Jesse is a blind climber best known for his trad climbing. He has on-sighted trad routes up to E3 and climbed iconic British test pieces, such as The Old Man of Hoy and The Sloth, coining the phrase "non-sight" to describe the style of his ascents. He was also the first known visually impaired person to make first ascents in the Arctic. Jesse is a member of the GB Paraclimbing Team, British champion in his category and currently ranked 4th globally in IFSC competitions.
Jesse suffers from the genetic condition rod-cone dystrophy, as well as astigmatism and cataracts. As a child Jesse had approximately 20% central vision and his sight continued to decline into adulthood.
His blindness has never been an obstacle to his climbing however and Jesse has three decades' worth of climbing under his belt since being introduced to the sport by his father at the age of two. A childhood of trad climbing throughout the UK and bouldering in Fontainebleau, France, led to Jesse completing his first trad lead aged 11, by which time his sight was limited to about 20% blurry central vision and no peripheral vision.

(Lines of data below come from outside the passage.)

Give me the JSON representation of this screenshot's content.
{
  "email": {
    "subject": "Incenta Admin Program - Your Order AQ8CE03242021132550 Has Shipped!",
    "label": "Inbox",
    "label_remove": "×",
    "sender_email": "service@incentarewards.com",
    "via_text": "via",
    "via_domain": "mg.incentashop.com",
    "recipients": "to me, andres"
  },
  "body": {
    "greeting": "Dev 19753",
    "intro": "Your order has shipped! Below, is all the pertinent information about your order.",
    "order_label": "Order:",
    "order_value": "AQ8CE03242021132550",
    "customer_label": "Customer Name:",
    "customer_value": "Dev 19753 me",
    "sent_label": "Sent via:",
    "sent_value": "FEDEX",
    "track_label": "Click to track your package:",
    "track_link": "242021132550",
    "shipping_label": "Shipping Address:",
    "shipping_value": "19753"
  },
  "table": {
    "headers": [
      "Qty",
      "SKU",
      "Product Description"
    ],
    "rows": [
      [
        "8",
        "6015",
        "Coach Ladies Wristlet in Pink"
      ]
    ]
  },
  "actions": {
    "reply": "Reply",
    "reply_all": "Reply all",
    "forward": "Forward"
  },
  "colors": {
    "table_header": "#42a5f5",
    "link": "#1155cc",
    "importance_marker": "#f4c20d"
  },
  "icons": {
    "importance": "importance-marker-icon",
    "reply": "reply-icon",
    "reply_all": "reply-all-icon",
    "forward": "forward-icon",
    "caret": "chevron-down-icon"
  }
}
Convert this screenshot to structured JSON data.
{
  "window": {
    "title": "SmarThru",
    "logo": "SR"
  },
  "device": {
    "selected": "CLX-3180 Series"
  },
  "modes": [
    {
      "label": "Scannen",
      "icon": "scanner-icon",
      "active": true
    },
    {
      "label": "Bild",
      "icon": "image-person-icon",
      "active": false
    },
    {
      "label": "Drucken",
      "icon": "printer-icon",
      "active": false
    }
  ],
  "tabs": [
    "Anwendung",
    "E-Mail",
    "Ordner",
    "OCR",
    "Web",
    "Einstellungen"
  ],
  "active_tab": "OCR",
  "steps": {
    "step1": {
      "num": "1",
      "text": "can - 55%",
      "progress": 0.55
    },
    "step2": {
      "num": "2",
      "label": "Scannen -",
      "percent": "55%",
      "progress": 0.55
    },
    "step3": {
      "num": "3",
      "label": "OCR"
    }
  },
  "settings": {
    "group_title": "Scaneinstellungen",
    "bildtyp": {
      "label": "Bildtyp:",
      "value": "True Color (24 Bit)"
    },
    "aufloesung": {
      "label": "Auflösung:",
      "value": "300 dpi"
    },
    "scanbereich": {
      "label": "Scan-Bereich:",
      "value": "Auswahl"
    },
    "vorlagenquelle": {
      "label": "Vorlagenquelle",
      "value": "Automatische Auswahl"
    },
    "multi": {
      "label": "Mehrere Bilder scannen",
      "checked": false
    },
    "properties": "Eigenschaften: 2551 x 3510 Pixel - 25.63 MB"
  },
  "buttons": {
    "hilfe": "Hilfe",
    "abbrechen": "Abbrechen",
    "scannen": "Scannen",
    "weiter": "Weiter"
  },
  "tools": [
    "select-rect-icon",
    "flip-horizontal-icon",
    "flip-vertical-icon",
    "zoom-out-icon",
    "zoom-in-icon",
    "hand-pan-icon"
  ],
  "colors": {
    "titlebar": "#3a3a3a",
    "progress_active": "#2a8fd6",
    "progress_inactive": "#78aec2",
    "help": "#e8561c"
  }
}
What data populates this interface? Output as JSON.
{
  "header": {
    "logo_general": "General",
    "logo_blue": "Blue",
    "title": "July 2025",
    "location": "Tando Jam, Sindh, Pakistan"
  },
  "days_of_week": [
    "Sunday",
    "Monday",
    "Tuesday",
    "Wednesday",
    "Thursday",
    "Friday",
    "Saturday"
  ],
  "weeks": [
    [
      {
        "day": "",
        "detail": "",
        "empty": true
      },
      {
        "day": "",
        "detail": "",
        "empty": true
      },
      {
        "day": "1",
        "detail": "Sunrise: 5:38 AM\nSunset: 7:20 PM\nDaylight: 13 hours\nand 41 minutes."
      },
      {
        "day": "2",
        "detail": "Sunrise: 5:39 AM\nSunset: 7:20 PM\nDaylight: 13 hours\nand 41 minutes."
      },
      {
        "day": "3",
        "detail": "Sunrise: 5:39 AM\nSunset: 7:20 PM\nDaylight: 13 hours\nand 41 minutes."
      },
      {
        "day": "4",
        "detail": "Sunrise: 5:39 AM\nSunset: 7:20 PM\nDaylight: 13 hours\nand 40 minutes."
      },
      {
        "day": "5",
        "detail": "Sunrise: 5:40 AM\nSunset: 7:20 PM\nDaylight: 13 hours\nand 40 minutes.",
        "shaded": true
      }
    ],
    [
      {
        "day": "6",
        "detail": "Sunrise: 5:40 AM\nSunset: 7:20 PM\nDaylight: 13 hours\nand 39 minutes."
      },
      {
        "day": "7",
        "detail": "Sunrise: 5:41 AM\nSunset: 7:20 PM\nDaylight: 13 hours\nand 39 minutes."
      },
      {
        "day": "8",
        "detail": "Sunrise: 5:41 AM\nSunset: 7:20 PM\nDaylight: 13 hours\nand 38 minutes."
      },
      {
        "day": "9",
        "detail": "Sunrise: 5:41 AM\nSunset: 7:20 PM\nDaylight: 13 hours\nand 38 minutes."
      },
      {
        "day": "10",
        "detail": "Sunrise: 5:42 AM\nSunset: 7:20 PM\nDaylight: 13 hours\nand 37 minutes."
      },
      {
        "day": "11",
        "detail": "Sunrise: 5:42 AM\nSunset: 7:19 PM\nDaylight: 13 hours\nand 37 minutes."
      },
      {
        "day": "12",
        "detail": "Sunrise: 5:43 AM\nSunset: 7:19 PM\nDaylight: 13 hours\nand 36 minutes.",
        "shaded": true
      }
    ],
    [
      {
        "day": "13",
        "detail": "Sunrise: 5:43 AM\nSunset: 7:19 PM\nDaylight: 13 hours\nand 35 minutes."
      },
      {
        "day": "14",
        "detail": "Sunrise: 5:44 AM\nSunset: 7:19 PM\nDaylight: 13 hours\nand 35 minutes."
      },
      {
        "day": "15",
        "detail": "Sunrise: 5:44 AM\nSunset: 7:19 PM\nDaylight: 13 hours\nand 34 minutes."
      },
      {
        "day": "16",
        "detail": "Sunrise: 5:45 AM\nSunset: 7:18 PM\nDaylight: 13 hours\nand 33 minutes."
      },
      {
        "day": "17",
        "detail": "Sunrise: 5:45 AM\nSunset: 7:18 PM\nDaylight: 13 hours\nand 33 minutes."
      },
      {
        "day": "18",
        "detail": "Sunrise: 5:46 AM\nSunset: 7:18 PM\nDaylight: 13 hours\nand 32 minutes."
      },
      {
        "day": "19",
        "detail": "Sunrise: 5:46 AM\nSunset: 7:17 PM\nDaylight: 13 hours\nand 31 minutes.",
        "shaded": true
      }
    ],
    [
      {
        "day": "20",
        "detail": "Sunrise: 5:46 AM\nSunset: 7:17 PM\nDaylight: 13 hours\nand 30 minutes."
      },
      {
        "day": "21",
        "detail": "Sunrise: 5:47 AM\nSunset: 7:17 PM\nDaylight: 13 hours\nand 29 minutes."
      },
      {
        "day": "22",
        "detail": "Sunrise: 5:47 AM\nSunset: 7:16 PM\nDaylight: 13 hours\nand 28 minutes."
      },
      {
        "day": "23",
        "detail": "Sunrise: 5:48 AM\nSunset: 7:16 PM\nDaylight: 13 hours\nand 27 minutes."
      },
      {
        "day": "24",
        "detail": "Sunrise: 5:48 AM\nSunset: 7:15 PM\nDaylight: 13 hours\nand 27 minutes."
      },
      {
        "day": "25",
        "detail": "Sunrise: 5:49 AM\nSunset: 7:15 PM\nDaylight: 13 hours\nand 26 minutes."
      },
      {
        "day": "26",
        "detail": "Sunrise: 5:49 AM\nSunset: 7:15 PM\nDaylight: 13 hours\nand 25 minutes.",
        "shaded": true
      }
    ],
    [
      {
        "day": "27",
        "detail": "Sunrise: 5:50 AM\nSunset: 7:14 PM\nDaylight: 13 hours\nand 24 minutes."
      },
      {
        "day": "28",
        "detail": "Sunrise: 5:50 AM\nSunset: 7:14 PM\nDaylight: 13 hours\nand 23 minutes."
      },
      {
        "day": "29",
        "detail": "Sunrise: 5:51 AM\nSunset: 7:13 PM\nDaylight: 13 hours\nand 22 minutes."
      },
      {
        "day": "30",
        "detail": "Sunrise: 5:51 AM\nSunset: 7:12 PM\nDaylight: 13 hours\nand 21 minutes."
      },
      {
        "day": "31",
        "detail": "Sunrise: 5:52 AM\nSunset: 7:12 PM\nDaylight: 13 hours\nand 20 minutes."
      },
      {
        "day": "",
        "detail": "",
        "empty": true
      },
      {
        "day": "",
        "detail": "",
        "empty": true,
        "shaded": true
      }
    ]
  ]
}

Upon leaving home Jesse headed to the University of Bath to study for a four-year Master’s degree in Chemistry and joined the Mountaineering Club, continuing his love-affair with climbing every weekend and evening that weather and study allowed. During university his sight began to deteriorate more rapidly and by the time he was studying for his Ph.D. in materials chemistry he could no longer read.
“It began to be difficult to place gear as I could no longer see whether it was properly seated,” says Jesse. “I also stopped being able to pick out the holds at indoor walls. However this didn’t stop me climbing, I just learnt to adapt with the support of my friends.”